In general, for even kth powers, it takes k+2 consecutive Fibonacci numbers to sum up to zero.  However, using Mathematica’s LatticeReduce function which has an integer relations algorithm, I found that if reduced to k+1 terms, then it can still sum up to a constant, though it is now non-zero.  Thus, \begin{aligned} &F_n^2-3F_{n+1}^2+F_{n+2}^2 = (-1)^{n+1}\,2\\[1.5mm] &F_n^4-4F_{n+1}^4-19F_{n+2}^4-4F_{n+3}^4+F_{n+4}^4 = 6\\[1.5mm] &F_n^6-14F_{n+1}^6-90F_{n+2}^6+350F_{n+3}^6-90F_{n+4}^6-14F_{n+5}^6+F_{n+6}^6 = (-1)^n\, 80\\[1.5mm] &F_n^8-33F_{n+1}^8-747F_{n+2}^8+3894F_{n+3}^8+16270F_{n+4}^8+3894F_{n+5}^8-747F_{n+6}^8\\&\;\;-33F_{n+7}^8+F_{n+8}^8 = 2520\end{aligned}

and so on, with k = 10 summing to $(-1)^{n+1}\,226800$.  Notice the formulas are palindromic, the same read forwards or backwards.

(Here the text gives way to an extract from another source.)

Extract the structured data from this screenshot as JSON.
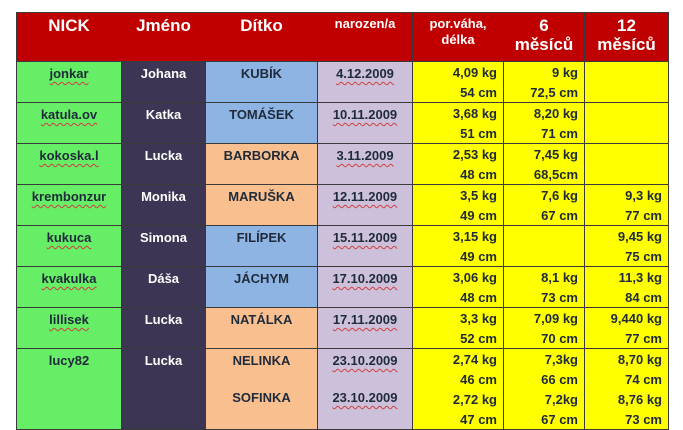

I was curious if this sequence of constants, $C(2p) = 2, 6, 80, 2520, 226800, \dots$

had a generating function. Unfortunately, OEIS didn’t recognize it, so that question is unanswered for now.

Update, May 26, 2012:  Jim Cullen found a recurrence relation which is equivalent to the formula, \begin{aligned}C(2p)&=\prod_{n=1}^p \frac{2(2n-1)(F(n))^2}{n}=\frac{(2p)!}{p!^2}\prod_{n=1}^p (F(n))^2\\&=2,6,80, 2520, 226800,53222400,\dots\end{aligned}

hence the next constant is(12) = 53222400.  The product of the first p Fibonacci numbers (n) is called a fibonorial.